Fast Burrows-Wheeler Encoding¶
Input:
- \(S\) with an end-sentinel (
$).
Steps:
- Compute all cyclic shifts of \(S\).
- Sort cyclic shifts lexicographically to form the sorted order.
- Extract the last column (rightmost character of each sorted cyclic shift).
Observations:
- The same sorting permutation for cyclic shifts can be used for suffixes.
- This results in the suffix array (\(A^S\)), which can be computed in \(O(n \log n)\) time.
BWT Encoding:
The BWT encoding is read directly using:
Notes:
- Suffix Array (\(A^S\)):
- Represents the starting indices of sorted suffixes in \(S\).
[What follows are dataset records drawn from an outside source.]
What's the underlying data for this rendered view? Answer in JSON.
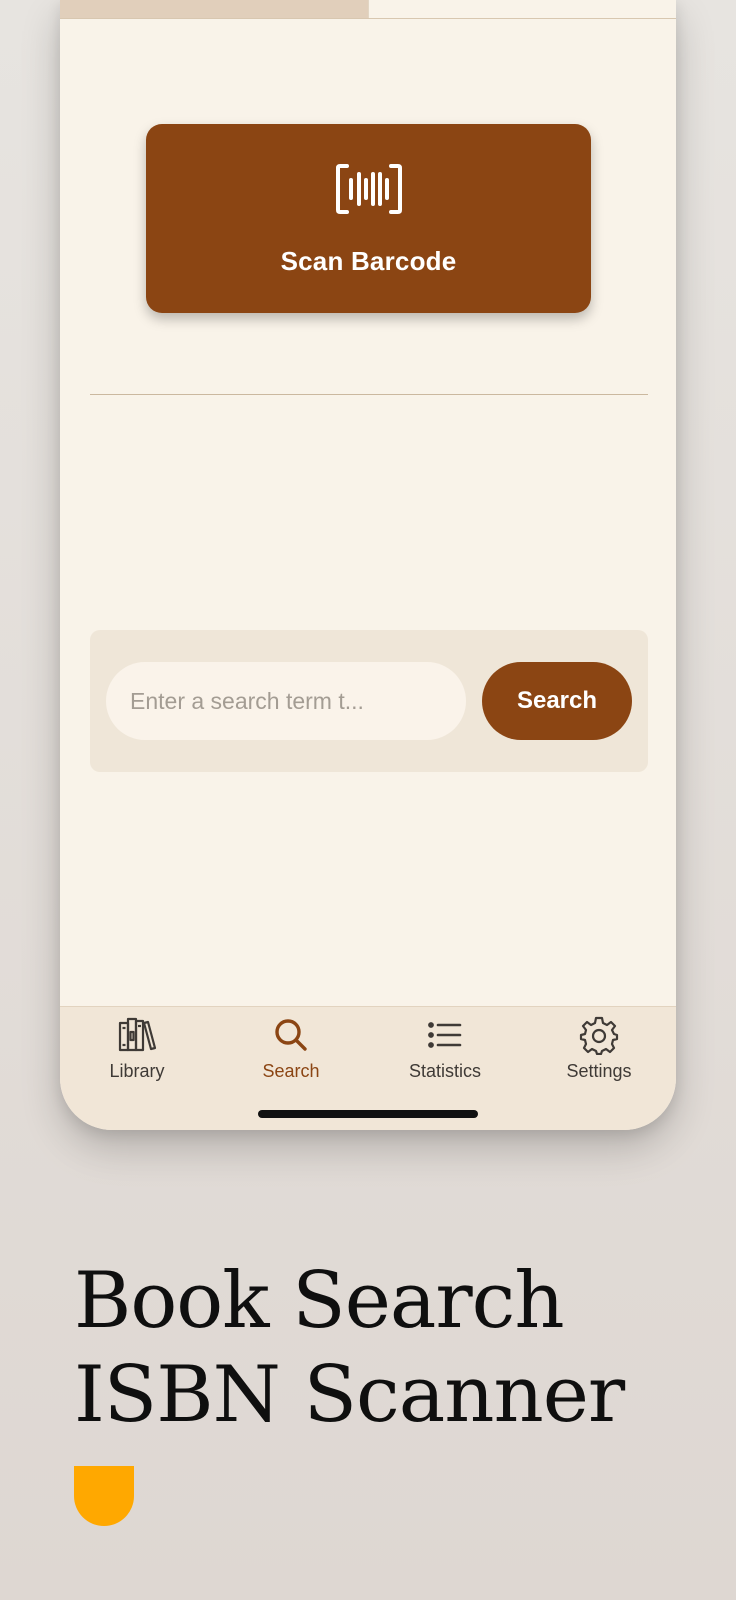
{
  "scan": {
    "label": "Scan Barcode",
    "icon": "barcode-scan-icon"
  },
  "search": {
    "placeholder": "Enter a search term t...",
    "value": "",
    "button_label": "Search"
  },
  "tabs": [
    {
      "label": "Library",
      "icon": "books-icon",
      "active": false
    },
    {
      "label": "Search",
      "icon": "magnifier-icon",
      "active": true
    },
    {
      "label": "Statistics",
      "icon": "list-icon",
      "active": false
    },
    {
      "label": "Settings",
      "icon": "gear-icon",
      "active": false
    }
  ],
  "headline": {
    "line1": "Book Search",
    "line2": "ISBN Scanner"
  },
  "colors": {
    "brand_brown": "#8b4513",
    "background": "#f9f3e9",
    "accent_yellow": "#ffa800"
  }
}
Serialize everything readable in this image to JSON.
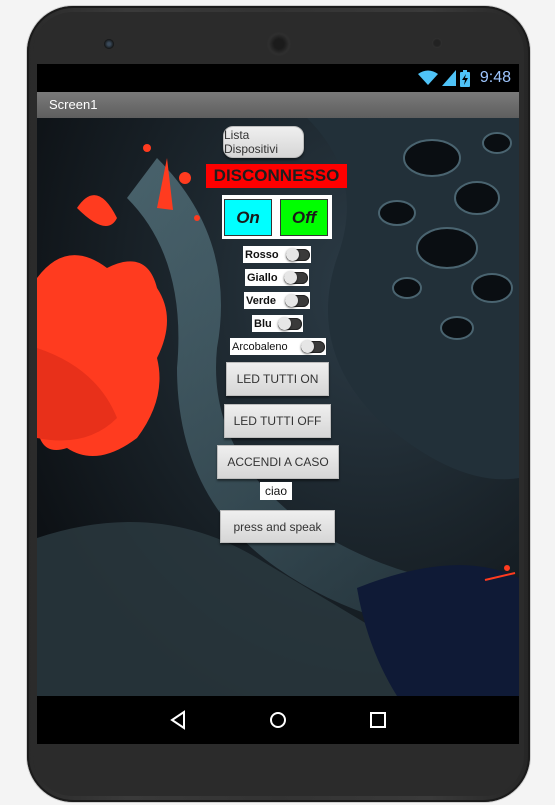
{
  "statusbar": {
    "time": "9:48"
  },
  "screen": {
    "title": "Screen1"
  },
  "buttons": {
    "device_list": "Lista Dispositivi",
    "on": "On",
    "off": "Off",
    "led_all_on": "LED TUTTI ON",
    "led_all_off": "LED TUTTI OFF",
    "random_on": "ACCENDI A CASO",
    "press_speak": "press and speak"
  },
  "connection_status": "DISCONNESSO",
  "switches": [
    {
      "label": "Rosso",
      "checked": false
    },
    {
      "label": "Giallo",
      "checked": false
    },
    {
      "label": "Verde",
      "checked": false
    },
    {
      "label": "Blu",
      "checked": false
    },
    {
      "label": "Arcobaleno",
      "checked": false
    }
  ],
  "text_label": "ciao",
  "colors": {
    "status_bg": "#ff0000",
    "on_bg": "#00ffff",
    "off_bg": "#00ff00",
    "title_bar": "#6b6b6b"
  },
  "icons": {
    "wifi": "wifi-icon",
    "signal": "signal-icon",
    "battery": "battery-icon",
    "back": "back-icon",
    "home": "home-icon",
    "recents": "recents-icon"
  }
}
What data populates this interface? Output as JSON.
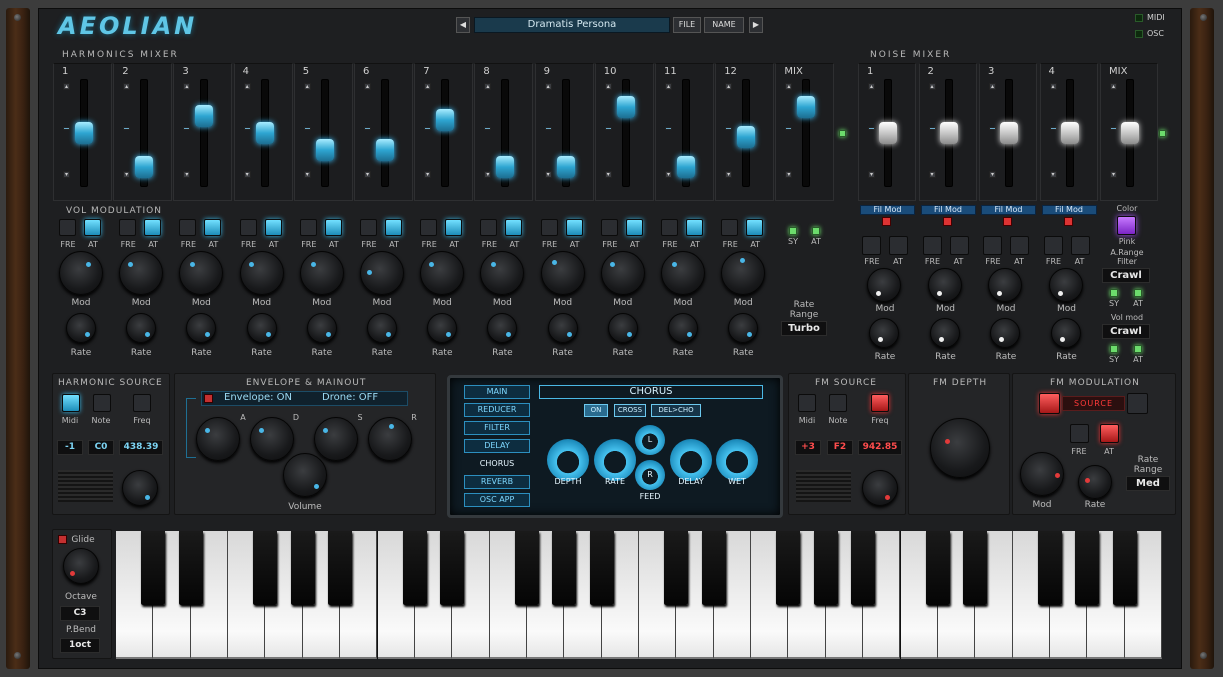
{
  "app": {
    "logo": "AEOLIAN"
  },
  "preset": {
    "prev": "◀",
    "name": "Dramatis Persona",
    "file": "FILE",
    "name_btn": "NAME",
    "next": "▶"
  },
  "io": {
    "midi": "MIDI",
    "osc": "OSC"
  },
  "harmonics": {
    "title": "HARMONICS MIXER",
    "labels": [
      "1",
      "2",
      "3",
      "4",
      "5",
      "6",
      "7",
      "8",
      "9",
      "10",
      "11",
      "12",
      "MIX"
    ],
    "levels": [
      0.5,
      0.1,
      0.7,
      0.5,
      0.3,
      0.3,
      0.65,
      0.1,
      0.1,
      0.8,
      0.1,
      0.45,
      0.8
    ]
  },
  "noise": {
    "title": "NOISE MIXER",
    "labels": [
      "1",
      "2",
      "3",
      "4",
      "MIX"
    ],
    "levels": [
      0.5,
      0.5,
      0.5,
      0.5,
      0.5
    ]
  },
  "volmod": {
    "title": "VOL MODULATION",
    "fre": "FRE",
    "at": "AT",
    "mod": "Mod",
    "rate": "Rate",
    "sy": "SY",
    "rate_range_label": "Rate Range",
    "rate_range": "Turbo"
  },
  "noisemod": {
    "filmod": "Fil Mod",
    "color_label": "Color",
    "color_value": "Pink",
    "range_filter_label": "A.Range Filter",
    "range_filter": "Crawl",
    "volmod_label": "Vol mod",
    "volmod": "Crawl"
  },
  "harm_source": {
    "title": "HARMONIC SOURCE",
    "midi": "Midi",
    "note": "Note",
    "freq": "Freq",
    "midi_val": "-1",
    "note_val": "C0",
    "freq_val": "438.39"
  },
  "envelope": {
    "title": "ENVELOPE & MAINOUT",
    "envelope": "Envelope: ON",
    "drone": "Drone: OFF",
    "a": "A",
    "d": "D",
    "s": "S",
    "r": "R",
    "volume": "Volume"
  },
  "screen": {
    "menu": [
      "MAIN",
      "REDUCER",
      "FILTER",
      "DELAY",
      "CHORUS",
      "REVERB",
      "OSC APP"
    ],
    "header": "CHORUS",
    "on": "ON",
    "cross": "CROSS",
    "delcho": "DEL>CHO",
    "l": "L",
    "r": "R",
    "knobs": [
      "DEPTH",
      "RATE",
      "DELAY",
      "WET"
    ],
    "feed": "FEED"
  },
  "fm_source": {
    "title": "FM SOURCE",
    "midi": "Midi",
    "note": "Note",
    "freq": "Freq",
    "midi_val": "+3",
    "note_val": "F2",
    "freq_val": "942.85"
  },
  "fm_depth": {
    "title": "FM DEPTH"
  },
  "fm_mod": {
    "title": "FM MODULATION",
    "source": "SOURCE",
    "fre": "FRE",
    "at": "AT",
    "mod": "Mod",
    "rate": "Rate",
    "rate_range_label": "Rate Range",
    "rate_range": "Med"
  },
  "keyboard": {
    "glide": "Glide",
    "octave_label": "Octave",
    "octave": "C3",
    "pbend_label": "P.Bend",
    "pbend": "1oct"
  },
  "colors": {
    "accent": "#4ec3ef",
    "red": "#e33a3a",
    "green": "#6cdc6c"
  }
}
- This faster approach avoids explicitly constructing all cyclic shifts, saving time and space.
BWT Decoding Code¶
**BWT::decoding(C, S)**
C : string of characters, one of which (not necessarily last one) is $
S : output-stream
Initialize array A // leftmost column
for all indices i of C
A[i] ← (C[i], i) // store character and index
Stably sort A by first aspect
for all indices j of C // where is the $-char?
if C[j] = $ break
do
S.append(character stored in A[j]) // extract source text
j ← index stored in A[j]
while appended character is not $
BWT and bzip2 Discussion¶
BWT Costs:
- BWT Encoding Cost: \(O(n \log n)\)
- Requires reading the encoding from the suffix array.
- BWT Decoding Cost: \(O(n + |\Sigma_S|)\)
- Faster than encoding.
- Both encoding and decoding use \(O(n)\) space.
Characteristics:
- Requires all of the text (no streaming is possible).
- BWT (and hence bzip2) is a block compression method, compressing one block at a time.
bzip2 Costs:
- bzip2 Encoding Cost: \(O(n (\log n + |\Sigma|))\) with a large constant.
- bzip2 Decoding Cost: \(O(n |\Sigma|)\) with a large constant.
General Observations:
- bzip2 is slower than many other compression methods.
- However, it achieves better compression due to the transformations (like BWT).